Кликс попытался подняться на ноги, но вместо этого шлёпнулся обратно на пол. Мой желудок, казалось, провалился куда-то в район ботинок. Ближайший из троодонов упал на брюхо, двое других повисли на зазубренных краях дыры в корпусе «Стернбергера», остальные неуклюже отступили на грязевую равнину. Чувствуя себя так, словно весил миллион кило, я побежал, как в замедленном кино, к дыре и выглянул наружу, перегнувшись через тела троодонов. Наверху в небе величественный кецалькоатль, закладывающий широкий вираж, смялся, как бумажная фигурка и камнем рухнул на землю. Рядом двенадцатиметровая шея зауропода с громовым грохотом грянулась оземь. Тираннозавры некоторое время держались, а потом один за другим попадали на колени — кости ног подломились под увеличившимся весом. Земля вибрировала и сотрясалась под моими ногами по мере того, как сила тяжести возвращалась к полновесному g. Внезапно грязевая равнина пошла волнами, словно Такомский мост; в воздух поднялись тучи пыли.
Я отошёл от дыры и улёгся на живот рядом с Кликсом. Землетрясение продолжалось, гром бил по ушам, от подъёмов и опусканий земли крутило в животе.

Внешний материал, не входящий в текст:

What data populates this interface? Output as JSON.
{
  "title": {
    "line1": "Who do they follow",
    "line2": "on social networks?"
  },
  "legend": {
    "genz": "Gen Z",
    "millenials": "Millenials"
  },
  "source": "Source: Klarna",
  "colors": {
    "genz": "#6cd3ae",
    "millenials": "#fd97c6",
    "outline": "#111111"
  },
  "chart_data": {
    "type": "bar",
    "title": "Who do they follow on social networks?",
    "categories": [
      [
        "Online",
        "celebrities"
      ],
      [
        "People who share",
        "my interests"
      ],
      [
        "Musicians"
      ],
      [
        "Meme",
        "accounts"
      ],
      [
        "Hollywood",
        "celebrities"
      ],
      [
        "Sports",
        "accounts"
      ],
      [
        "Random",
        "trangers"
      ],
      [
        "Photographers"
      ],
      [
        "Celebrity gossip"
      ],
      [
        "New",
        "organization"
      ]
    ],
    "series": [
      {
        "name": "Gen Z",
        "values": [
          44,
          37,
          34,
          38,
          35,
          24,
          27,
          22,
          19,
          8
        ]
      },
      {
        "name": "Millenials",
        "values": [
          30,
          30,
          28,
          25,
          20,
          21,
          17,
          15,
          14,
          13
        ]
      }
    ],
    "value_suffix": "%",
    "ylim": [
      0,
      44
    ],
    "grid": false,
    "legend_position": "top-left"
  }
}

Ветер хлестал изо всех отверстий в корпусе «Стернбергера». Постоянно сверкали молнии, но раскаты грома были почти не слышны, заглушаемые другими шумами, в том числе какофонией голосов животных.
Земля вздрагивала, поднималась и опускалась…
Полагаю, что по всей Земле возникали разломы, из которых выплёскивалась раскалённая магма, богатая иридием, мышьяком и сурьмой. Расплавленный камень зажигал бесчисленные лесные пожары и кипятил воду в океанах. Кое-где земля выбрасывала облака ядовитых газов, и огромные цунами накатывали на берега, заливая солёной водой пресноводные мелководья и уничтожая прибрежные экосистемы. Земля под новообретённым весом слегка сжалась, и это давление сформировало ударный кварц и микроалмазы — два любимых доказательства астероидной теории в среде её сторонников.